NPR/ProPublica's review of public documents found that Freddie Mac invested in securities called "inverse floaters," which receive all the interest payments from specified mortgage-backed securities. "If lots of people 'pre-pay' their old loans and refinance into new, cheaper ones, then Freddie Mac starts to lose money," ProPublica's Jesse Eisinger and NPR's Chris Arnold explain. "If people can't refinance, then Freddie wins because it continues to receive that flow of older, higher interest payments."
Although Freddie Mac's bets are legal, they're highly offensive. Rightly or not, many Americans blame Freddie Mac and Fannie Mae -- which was not mentioned in the NPR/ProPublica report -- for the housing boom and subsequent bust. Nearly all Americans would agree that these companies should not be focused on generating profits, especially now that they're officially wards of the state and are using taxpayer dollars to make these bets.

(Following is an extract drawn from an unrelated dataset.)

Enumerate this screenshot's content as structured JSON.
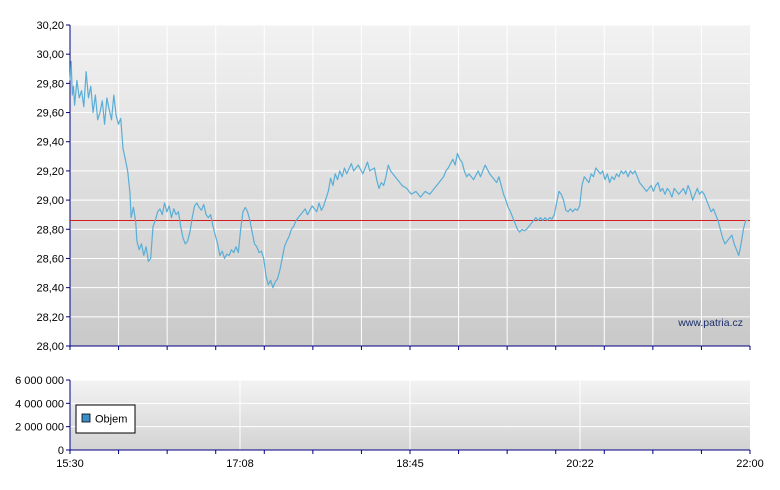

Freddie Mac plays a significant role in determining mortgage rates and is one of the "gatekeepers" with the power to decide whether a homeowner can refinance at a lower rate. If homeowners can reduce their mortgage payments, then Freddie Mac loses money. Hence the conflict of interest and the concern that Freddie has been turning down refi requests in order to benefit its proprietary trades.
Freddie Mac Spokesman Michael Cosgrove provided this response to the NPR/ProPublica report:
"Freddie Mac is actively supporting efforts for borrowers to realize the benefits of refinancing their mortgages to lower rates. During the first three quarters of 2011, we refinanced more than $170 billion in mortgages, helping nearly 835,000 borrowers save an average of $2,500 in interest payments during the next year. Refinancing accounted for more than 70 percent of our loan purchases during the first nine months of 2011. We remain committed to reducing our retained portfolio and appropriately managing its risks. Our retained portfolio has declined by about $200 billion since its peak, and at the end of 2011 was more than $60 billion below the cap required by the U.S. Treasury."

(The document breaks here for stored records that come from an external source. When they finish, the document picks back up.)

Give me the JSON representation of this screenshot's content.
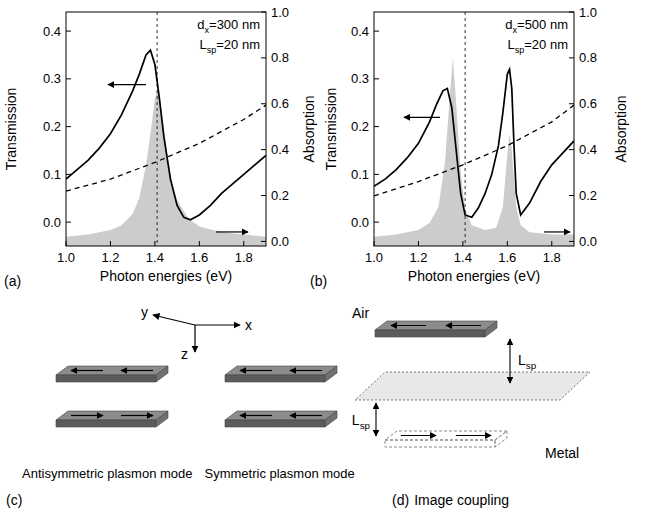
{
  "chart_data": [
    {
      "type": "line",
      "panel": "(a)",
      "x_label": "Photon energies (eV)",
      "y_label": "Transmission",
      "y2_label": "Absorption",
      "xlim": [
        1.0,
        1.9
      ],
      "xticks": [
        {
          "value": 1,
          "label": "1.0"
        },
        1.2,
        1.4,
        1.6,
        1.8
      ],
      "ylim": [
        -0.05,
        0.44
      ],
      "yticks": [
        {
          "value": 0,
          "label": "0.0"
        },
        0.1,
        0.2,
        0.3,
        0.4
      ],
      "y2lim": [
        -0.02,
        1.0
      ],
      "y2ticks": [
        {
          "value": 0,
          "label": "0.0"
        },
        0.2,
        0.4,
        0.6,
        0.8,
        {
          "value": 1,
          "label": "1.0"
        }
      ],
      "vlines": [
        1.41
      ],
      "annotations": [
        {
          "main": "d",
          "sub": "x",
          "rest": "=300 nm"
        },
        {
          "main": "L",
          "sub": "sp",
          "rest": "=20 nm"
        }
      ],
      "series": [
        {
          "type": "line",
          "color": "#000000",
          "line_style": "solid",
          "x": [
            1.0,
            1.05,
            1.1,
            1.15,
            1.2,
            1.25,
            1.3,
            1.33,
            1.36,
            1.38,
            1.4,
            1.42,
            1.44,
            1.47,
            1.5,
            1.53,
            1.56,
            1.6,
            1.65,
            1.7,
            1.8,
            1.9
          ],
          "values": [
            0.09,
            0.11,
            0.13,
            0.155,
            0.185,
            0.225,
            0.275,
            0.31,
            0.35,
            0.36,
            0.33,
            0.26,
            0.18,
            0.09,
            0.035,
            0.01,
            0.005,
            0.015,
            0.035,
            0.06,
            0.1,
            0.14
          ]
        },
        {
          "type": "area",
          "axis": "y2",
          "color": "#cccccc",
          "x": [
            1.0,
            1.1,
            1.2,
            1.25,
            1.3,
            1.33,
            1.36,
            1.38,
            1.4,
            1.41,
            1.42,
            1.44,
            1.46,
            1.48,
            1.5,
            1.55,
            1.6,
            1.7,
            1.8,
            1.9
          ],
          "values": [
            0.02,
            0.03,
            0.05,
            0.07,
            0.12,
            0.19,
            0.33,
            0.47,
            0.62,
            0.66,
            0.64,
            0.5,
            0.35,
            0.25,
            0.18,
            0.1,
            0.065,
            0.04,
            0.03,
            0.02
          ]
        },
        {
          "type": "line",
          "color": "#000000",
          "line_style": "dashed",
          "x": [
            1.0,
            1.2,
            1.4,
            1.6,
            1.8,
            1.9
          ],
          "values": [
            0.065,
            0.09,
            0.125,
            0.165,
            0.215,
            0.245
          ]
        }
      ]
    },
    {
      "type": "line",
      "panel": "(b)",
      "x_label": "Photon energies (eV)",
      "y_label": "Transmission",
      "y2_label": "Absorption",
      "xlim": [
        1.0,
        1.9
      ],
      "xticks": [
        {
          "value": 1,
          "label": "1.0"
        },
        1.2,
        1.4,
        1.6,
        1.8
      ],
      "ylim": [
        -0.05,
        0.44
      ],
      "yticks": [
        {
          "value": 0,
          "label": "0.0"
        },
        0.1,
        0.2,
        0.3,
        0.4
      ],
      "y2lim": [
        -0.02,
        1.0
      ],
      "y2ticks": [
        {
          "value": 0,
          "label": "0.0"
        },
        0.2,
        0.4,
        0.6,
        0.8,
        {
          "value": 1,
          "label": "1.0"
        }
      ],
      "vlines": [
        1.41
      ],
      "annotations": [
        {
          "main": "d",
          "sub": "x",
          "rest": "=500 nm"
        },
        {
          "main": "L",
          "sub": "sp",
          "rest": "=20 nm"
        }
      ],
      "series": [
        {
          "type": "line",
          "color": "#000000",
          "line_style": "solid",
          "x": [
            1.0,
            1.05,
            1.1,
            1.15,
            1.2,
            1.25,
            1.28,
            1.31,
            1.33,
            1.35,
            1.37,
            1.39,
            1.41,
            1.44,
            1.47,
            1.5,
            1.53,
            1.56,
            1.58,
            1.6,
            1.61,
            1.62,
            1.63,
            1.64,
            1.66,
            1.7,
            1.75,
            1.8,
            1.85,
            1.9
          ],
          "values": [
            0.075,
            0.09,
            0.11,
            0.135,
            0.165,
            0.21,
            0.245,
            0.275,
            0.28,
            0.24,
            0.15,
            0.06,
            0.015,
            0.01,
            0.03,
            0.06,
            0.1,
            0.16,
            0.23,
            0.31,
            0.32,
            0.28,
            0.16,
            0.06,
            0.015,
            0.04,
            0.085,
            0.12,
            0.145,
            0.17
          ]
        },
        {
          "type": "area",
          "axis": "y2",
          "color": "#cccccc",
          "x": [
            1.0,
            1.1,
            1.2,
            1.25,
            1.29,
            1.32,
            1.34,
            1.355,
            1.37,
            1.39,
            1.41,
            1.44,
            1.5,
            1.55,
            1.58,
            1.6,
            1.61,
            1.62,
            1.64,
            1.66,
            1.7,
            1.8,
            1.9
          ],
          "values": [
            0.02,
            0.03,
            0.05,
            0.08,
            0.15,
            0.35,
            0.62,
            0.8,
            0.6,
            0.3,
            0.14,
            0.07,
            0.05,
            0.06,
            0.15,
            0.38,
            0.47,
            0.4,
            0.15,
            0.07,
            0.04,
            0.03,
            0.03
          ]
        },
        {
          "type": "line",
          "color": "#000000",
          "line_style": "dashed",
          "x": [
            1.0,
            1.2,
            1.4,
            1.6,
            1.8,
            1.9
          ],
          "values": [
            0.055,
            0.085,
            0.12,
            0.16,
            0.21,
            0.245
          ]
        }
      ]
    }
  ],
  "diagram": {
    "panel_c": {
      "label": "(c)",
      "axes": [
        "y",
        "x",
        "z"
      ],
      "modes": [
        "Antisymmetric plasmon mode",
        "Symmetric plasmon mode"
      ]
    },
    "panel_d": {
      "label": "(d)",
      "title": "Image coupling",
      "media": [
        "Air",
        "Metal"
      ],
      "gap": {
        "main": "L",
        "sub": "sp"
      }
    }
  }
}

Washington stepped in to shore up the balance sheets of the troubled mortgage lenders in 2008, spending $169 billion at the height of the housing market collapse, according to the NPR/ProPublica report. Any risky bets Freddie makes will technically affect all taxpayers. Freddie Mac has asserted its investment arm, the division that places bets against homeowners via complex mortgage securities, is "walled off" from the mortgage-lending unit and other Freddie Mac personnel. The government mortgage buyers guarantee more than half of all the $10.3 trillion in outstanding U.S. home loans, as reported by the Wall Street Journal.
Many economists and policymakers say the number of foreclosures will drop if Americans are able to refinance their high-interest rates. For the week ending Jan. 26, the rate on the 30-year-fixed mortgage averaged 3.98 percent. President Obama reiterated his administration's commitment to helping homeowners in last week's State of the Union.

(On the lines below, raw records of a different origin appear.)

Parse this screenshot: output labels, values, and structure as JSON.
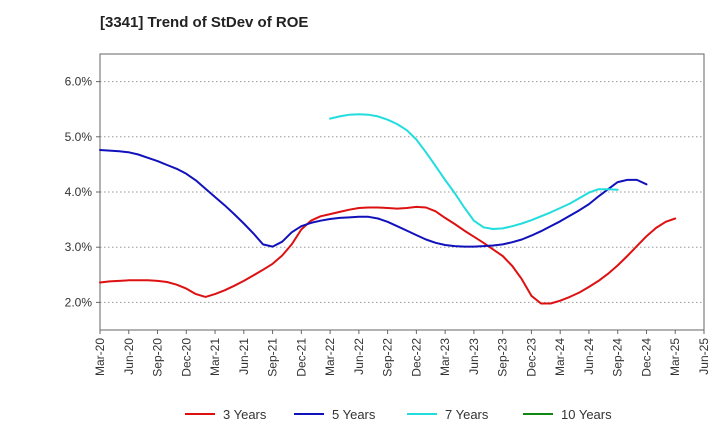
{
  "chart_data": {
    "type": "line",
    "title": "[3341]  Trend of StDev of ROE",
    "xlabel": "",
    "ylabel": "",
    "x_tick_labels": [
      "Mar-20",
      "Jun-20",
      "Sep-20",
      "Dec-20",
      "Mar-21",
      "Jun-21",
      "Sep-21",
      "Dec-21",
      "Mar-22",
      "Jun-22",
      "Sep-22",
      "Dec-22",
      "Mar-23",
      "Jun-23",
      "Sep-23",
      "Dec-23",
      "Mar-24",
      "Jun-24",
      "Sep-24",
      "Dec-24",
      "Mar-25",
      "Jun-25"
    ],
    "y_ticks": [
      2.0,
      3.0,
      4.0,
      5.0,
      6.0
    ],
    "y_tick_labels": [
      "2.0%",
      "3.0%",
      "4.0%",
      "5.0%",
      "6.0%"
    ],
    "ylim": [
      1.5,
      6.5
    ],
    "grid": "horizontal dotted",
    "legend_position": "bottom",
    "series": [
      {
        "name": "3 Years",
        "color": "#dd1111",
        "points": [
          [
            "Mar-20",
            2.36
          ],
          [
            "Apr-20",
            2.38
          ],
          [
            "May-20",
            2.39
          ],
          [
            "Jun-20",
            2.4
          ],
          [
            "Jul-20",
            2.4
          ],
          [
            "Aug-20",
            2.4
          ],
          [
            "Sep-20",
            2.39
          ],
          [
            "Oct-20",
            2.37
          ],
          [
            "Nov-20",
            2.32
          ],
          [
            "Dec-20",
            2.25
          ],
          [
            "Jan-21",
            2.15
          ],
          [
            "Feb-21",
            2.1
          ],
          [
            "Mar-21",
            2.15
          ],
          [
            "Apr-21",
            2.22
          ],
          [
            "May-21",
            2.3
          ],
          [
            "Jun-21",
            2.39
          ],
          [
            "Jul-21",
            2.49
          ],
          [
            "Aug-21",
            2.59
          ],
          [
            "Sep-21",
            2.7
          ],
          [
            "Oct-21",
            2.85
          ],
          [
            "Nov-21",
            3.05
          ],
          [
            "Dec-21",
            3.32
          ],
          [
            "Jan-22",
            3.48
          ],
          [
            "Feb-22",
            3.56
          ],
          [
            "Mar-22",
            3.6
          ],
          [
            "Apr-22",
            3.64
          ],
          [
            "May-22",
            3.68
          ],
          [
            "Jun-22",
            3.71
          ],
          [
            "Jul-22",
            3.72
          ],
          [
            "Aug-22",
            3.72
          ],
          [
            "Sep-22",
            3.71
          ],
          [
            "Oct-22",
            3.7
          ],
          [
            "Nov-22",
            3.71
          ],
          [
            "Dec-22",
            3.73
          ],
          [
            "Jan-23",
            3.72
          ],
          [
            "Feb-23",
            3.65
          ],
          [
            "Mar-23",
            3.53
          ],
          [
            "Apr-23",
            3.42
          ],
          [
            "May-23",
            3.3
          ],
          [
            "Jun-23",
            3.19
          ],
          [
            "Jul-23",
            3.08
          ],
          [
            "Aug-23",
            2.96
          ],
          [
            "Sep-23",
            2.84
          ],
          [
            "Oct-23",
            2.66
          ],
          [
            "Nov-23",
            2.42
          ],
          [
            "Dec-23",
            2.12
          ],
          [
            "Jan-24",
            1.98
          ],
          [
            "Feb-24",
            1.98
          ],
          [
            "Mar-24",
            2.03
          ],
          [
            "Apr-24",
            2.1
          ],
          [
            "May-24",
            2.18
          ],
          [
            "Jun-24",
            2.28
          ],
          [
            "Jul-24",
            2.39
          ],
          [
            "Aug-24",
            2.52
          ],
          [
            "Sep-24",
            2.67
          ],
          [
            "Oct-24",
            2.84
          ],
          [
            "Nov-24",
            3.02
          ],
          [
            "Dec-24",
            3.2
          ],
          [
            "Jan-25",
            3.35
          ],
          [
            "Feb-25",
            3.46
          ],
          [
            "Mar-25",
            3.52
          ]
        ]
      },
      {
        "name": "5 Years",
        "color": "#1111bb",
        "points": [
          [
            "Mar-20",
            4.76
          ],
          [
            "Apr-20",
            4.75
          ],
          [
            "May-20",
            4.74
          ],
          [
            "Jun-20",
            4.72
          ],
          [
            "Jul-20",
            4.68
          ],
          [
            "Aug-20",
            4.62
          ],
          [
            "Sep-20",
            4.56
          ],
          [
            "Oct-20",
            4.49
          ],
          [
            "Nov-20",
            4.42
          ],
          [
            "Dec-20",
            4.33
          ],
          [
            "Jan-21",
            4.21
          ],
          [
            "Feb-21",
            4.06
          ],
          [
            "Mar-21",
            3.91
          ],
          [
            "Apr-21",
            3.76
          ],
          [
            "May-21",
            3.6
          ],
          [
            "Jun-21",
            3.43
          ],
          [
            "Jul-21",
            3.25
          ],
          [
            "Aug-21",
            3.05
          ],
          [
            "Sep-21",
            3.01
          ],
          [
            "Oct-21",
            3.1
          ],
          [
            "Nov-21",
            3.27
          ],
          [
            "Dec-21",
            3.38
          ],
          [
            "Jan-22",
            3.44
          ],
          [
            "Feb-22",
            3.48
          ],
          [
            "Mar-22",
            3.51
          ],
          [
            "Apr-22",
            3.53
          ],
          [
            "May-22",
            3.54
          ],
          [
            "Jun-22",
            3.55
          ],
          [
            "Jul-22",
            3.55
          ],
          [
            "Aug-22",
            3.52
          ],
          [
            "Sep-22",
            3.46
          ],
          [
            "Oct-22",
            3.38
          ],
          [
            "Nov-22",
            3.3
          ],
          [
            "Dec-22",
            3.22
          ],
          [
            "Jan-23",
            3.14
          ],
          [
            "Feb-23",
            3.08
          ],
          [
            "Mar-23",
            3.04
          ],
          [
            "Apr-23",
            3.02
          ],
          [
            "May-23",
            3.01
          ],
          [
            "Jun-23",
            3.01
          ],
          [
            "Jul-23",
            3.02
          ],
          [
            "Aug-23",
            3.03
          ],
          [
            "Sep-23",
            3.05
          ],
          [
            "Oct-23",
            3.09
          ],
          [
            "Nov-23",
            3.14
          ],
          [
            "Dec-23",
            3.21
          ],
          [
            "Jan-24",
            3.29
          ],
          [
            "Feb-24",
            3.38
          ],
          [
            "Mar-24",
            3.47
          ],
          [
            "Apr-24",
            3.57
          ],
          [
            "May-24",
            3.67
          ],
          [
            "Jun-24",
            3.78
          ],
          [
            "Jul-24",
            3.92
          ],
          [
            "Aug-24",
            4.05
          ],
          [
            "Sep-24",
            4.18
          ],
          [
            "Oct-24",
            4.22
          ],
          [
            "Nov-24",
            4.22
          ],
          [
            "Dec-24",
            4.14
          ]
        ]
      },
      {
        "name": "7 Years",
        "color": "#22dddd",
        "points": [
          [
            "Mar-22",
            5.33
          ],
          [
            "Apr-22",
            5.37
          ],
          [
            "May-22",
            5.4
          ],
          [
            "Jun-22",
            5.41
          ],
          [
            "Jul-22",
            5.4
          ],
          [
            "Aug-22",
            5.37
          ],
          [
            "Sep-22",
            5.31
          ],
          [
            "Oct-22",
            5.23
          ],
          [
            "Nov-22",
            5.12
          ],
          [
            "Dec-22",
            4.95
          ],
          [
            "Jan-23",
            4.72
          ],
          [
            "Feb-23",
            4.47
          ],
          [
            "Mar-23",
            4.22
          ],
          [
            "Apr-23",
            3.98
          ],
          [
            "May-23",
            3.72
          ],
          [
            "Jun-23",
            3.48
          ],
          [
            "Jul-23",
            3.36
          ],
          [
            "Aug-23",
            3.33
          ],
          [
            "Sep-23",
            3.34
          ],
          [
            "Oct-23",
            3.38
          ],
          [
            "Nov-23",
            3.43
          ],
          [
            "Dec-23",
            3.49
          ],
          [
            "Jan-24",
            3.56
          ],
          [
            "Feb-24",
            3.63
          ],
          [
            "Mar-24",
            3.71
          ],
          [
            "Apr-24",
            3.79
          ],
          [
            "May-24",
            3.89
          ],
          [
            "Jun-24",
            3.99
          ],
          [
            "Jul-24",
            4.05
          ],
          [
            "Aug-24",
            4.05
          ],
          [
            "Sep-24",
            4.04
          ]
        ]
      },
      {
        "name": "10 Years",
        "color": "#118811",
        "points": []
      }
    ]
  }
}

"I'm sending this Congress a plan that gives every responsible homeowner the chance to save about $3,000 a year on their mortgage, by refinancing at historically low rates," Obama said. "No more red tape. No more runaround from the banks." (See: Taken to Task: Getting a Mortgage Shouldn't Be This Hard)
Both companies have been in the hot seat before over payments to their CEOs and top executives. The salaries for Michael Williams and Charles Haldeman Jr., the departing CEOs of Freddie Mac and Fannie Mae, were expected to be as high as $6 million each last year although both companies reported deep financial losses. California has filed a suit against Freddie and Fannie last December, asking the firms to provide extensive rejoinders about the properties they own and foreclosed in the state. The Securities and Exchange Commission has brought civil fraud charges against former Fannie CEO Daniel Mudd and former Freddie CEO Richard Syron, stating that the mortgage giants were untruthful about their subprime exposure.